Efficient implementation of immersed boundary-lattice Boltzmann method for massive particle-laden flows Part I: Serial computing

论文作者

Jiang, Maoqiang, Li, Jing, Liu, Zhaohui

论文摘要

浸泡的边界晶体玻尔兹曼方法（IB-LBM）最近被广泛用于模拟颗粒流量。但是，它仅限于不超过O（103）颗粒的小型模拟。在这里，我们通过两项顺序作品扩展了具有超过O（104）颗粒的大规模颗粒流量的IB-LBM。

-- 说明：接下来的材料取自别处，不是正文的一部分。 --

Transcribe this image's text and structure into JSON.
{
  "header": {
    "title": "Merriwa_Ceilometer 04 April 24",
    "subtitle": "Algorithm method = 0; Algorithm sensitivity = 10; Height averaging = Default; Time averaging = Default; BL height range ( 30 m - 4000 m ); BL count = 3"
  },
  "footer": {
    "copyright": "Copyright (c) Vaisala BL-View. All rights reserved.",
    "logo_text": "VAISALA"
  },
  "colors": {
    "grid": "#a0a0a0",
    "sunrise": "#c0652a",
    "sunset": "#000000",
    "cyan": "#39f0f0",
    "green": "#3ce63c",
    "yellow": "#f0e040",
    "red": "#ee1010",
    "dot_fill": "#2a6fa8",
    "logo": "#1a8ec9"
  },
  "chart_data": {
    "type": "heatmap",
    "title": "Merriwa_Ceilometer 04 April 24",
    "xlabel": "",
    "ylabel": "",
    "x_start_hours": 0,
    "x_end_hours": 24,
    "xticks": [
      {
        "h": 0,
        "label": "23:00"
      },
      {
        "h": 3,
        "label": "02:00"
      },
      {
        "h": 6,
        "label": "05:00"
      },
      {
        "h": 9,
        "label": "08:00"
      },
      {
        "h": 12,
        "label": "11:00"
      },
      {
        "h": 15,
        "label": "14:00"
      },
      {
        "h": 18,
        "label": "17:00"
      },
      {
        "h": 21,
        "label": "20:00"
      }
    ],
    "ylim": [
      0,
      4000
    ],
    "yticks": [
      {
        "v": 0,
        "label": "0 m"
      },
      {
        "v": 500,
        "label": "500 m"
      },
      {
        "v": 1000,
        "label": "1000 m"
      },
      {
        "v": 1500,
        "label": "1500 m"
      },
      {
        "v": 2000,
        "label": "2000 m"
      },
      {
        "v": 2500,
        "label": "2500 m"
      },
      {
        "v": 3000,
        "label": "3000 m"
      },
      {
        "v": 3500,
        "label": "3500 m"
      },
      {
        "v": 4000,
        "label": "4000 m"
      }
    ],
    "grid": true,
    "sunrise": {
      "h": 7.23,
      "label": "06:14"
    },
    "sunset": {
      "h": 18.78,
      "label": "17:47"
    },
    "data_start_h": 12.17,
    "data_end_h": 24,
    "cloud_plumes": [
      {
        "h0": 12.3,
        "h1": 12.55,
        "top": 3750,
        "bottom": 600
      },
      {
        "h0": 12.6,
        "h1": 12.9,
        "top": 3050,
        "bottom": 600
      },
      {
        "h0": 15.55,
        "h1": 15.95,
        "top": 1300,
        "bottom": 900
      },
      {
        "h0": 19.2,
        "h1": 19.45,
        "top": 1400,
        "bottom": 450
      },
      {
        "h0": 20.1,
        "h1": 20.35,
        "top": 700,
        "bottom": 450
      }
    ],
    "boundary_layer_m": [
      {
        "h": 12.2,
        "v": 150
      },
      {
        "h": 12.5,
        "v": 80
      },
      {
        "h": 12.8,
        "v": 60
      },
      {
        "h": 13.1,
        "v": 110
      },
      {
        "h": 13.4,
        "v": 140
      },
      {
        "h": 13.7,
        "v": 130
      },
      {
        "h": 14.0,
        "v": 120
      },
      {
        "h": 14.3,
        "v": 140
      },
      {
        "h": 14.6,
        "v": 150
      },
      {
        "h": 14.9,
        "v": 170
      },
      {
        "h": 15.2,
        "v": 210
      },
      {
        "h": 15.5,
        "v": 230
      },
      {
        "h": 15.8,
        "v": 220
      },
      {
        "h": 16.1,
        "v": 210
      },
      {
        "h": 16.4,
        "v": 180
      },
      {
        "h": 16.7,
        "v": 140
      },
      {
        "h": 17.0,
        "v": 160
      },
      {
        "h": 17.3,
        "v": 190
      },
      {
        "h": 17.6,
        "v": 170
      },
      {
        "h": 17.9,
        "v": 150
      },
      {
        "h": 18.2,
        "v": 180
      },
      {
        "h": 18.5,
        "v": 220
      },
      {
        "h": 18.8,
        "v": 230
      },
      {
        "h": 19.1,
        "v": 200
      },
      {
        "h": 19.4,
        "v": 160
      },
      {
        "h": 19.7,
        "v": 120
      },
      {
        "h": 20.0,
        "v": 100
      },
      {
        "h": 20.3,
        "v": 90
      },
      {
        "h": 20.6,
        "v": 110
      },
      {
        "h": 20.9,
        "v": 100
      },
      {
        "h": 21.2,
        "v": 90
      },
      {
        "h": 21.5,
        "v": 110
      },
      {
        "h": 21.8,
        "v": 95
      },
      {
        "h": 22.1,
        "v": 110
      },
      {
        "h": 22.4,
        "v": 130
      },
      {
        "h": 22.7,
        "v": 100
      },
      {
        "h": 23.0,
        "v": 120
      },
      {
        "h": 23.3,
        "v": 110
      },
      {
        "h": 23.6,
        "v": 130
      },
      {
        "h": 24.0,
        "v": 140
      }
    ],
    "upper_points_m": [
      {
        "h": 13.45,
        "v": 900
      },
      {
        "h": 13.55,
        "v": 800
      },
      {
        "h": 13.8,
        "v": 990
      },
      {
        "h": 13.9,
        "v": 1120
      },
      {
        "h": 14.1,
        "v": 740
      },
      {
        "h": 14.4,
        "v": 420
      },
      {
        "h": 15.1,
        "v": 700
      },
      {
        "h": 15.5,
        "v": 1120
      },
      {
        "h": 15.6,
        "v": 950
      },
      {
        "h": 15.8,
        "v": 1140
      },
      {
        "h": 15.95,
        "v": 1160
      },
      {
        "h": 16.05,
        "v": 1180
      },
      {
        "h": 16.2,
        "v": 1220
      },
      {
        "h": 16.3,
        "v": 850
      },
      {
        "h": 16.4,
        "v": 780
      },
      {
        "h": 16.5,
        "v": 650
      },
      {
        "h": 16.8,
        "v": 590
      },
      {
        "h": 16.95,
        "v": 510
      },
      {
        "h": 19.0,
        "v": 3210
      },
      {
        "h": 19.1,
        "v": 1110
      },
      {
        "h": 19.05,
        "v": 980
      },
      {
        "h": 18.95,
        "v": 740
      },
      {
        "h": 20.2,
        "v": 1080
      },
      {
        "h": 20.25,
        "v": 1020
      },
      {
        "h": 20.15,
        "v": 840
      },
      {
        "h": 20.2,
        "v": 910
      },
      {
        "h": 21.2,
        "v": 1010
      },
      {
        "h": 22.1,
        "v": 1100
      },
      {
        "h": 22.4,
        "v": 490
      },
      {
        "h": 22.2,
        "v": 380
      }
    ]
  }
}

首先是单个CPU核心上的第I部分：串行计算，并遵循第二部分：许多CPU核心上的平行计算。在这部分文章中，提出了用于串行计算的IB-LBM的高效和局部实现。我们在三个主要方面进行了优化：交换算法不可压缩的LBM，IBM的本地网格到点算法以及改进的粒子对短距离交互的网格搜索算法。另外，提出了对称算法，用于LB碰撞和外部力项的半分配。分析了单个CPU核心上的计算性能。在封闭腔中沉降的二维（2D）和三维（3D）颗粒的不同尺度用于测试。固体体积分数从0到0.40变化。仿真结果表明，所有计算零件都通过改进的算法大大减少。对于无粒子流，使用改进的算法，每秒的巨型晶格位点更新（MLUP）最多可以达到36（2D）和12（3D）。对于充满粒子的流，在密集流的模拟中，MLUP可以达到不到15（2d）和7（3D）的低于15（2d）和7（3D）。最后，我们讨论了新算法对使用MPI平行技术对大型粒子流量进行高性能计算的潜力。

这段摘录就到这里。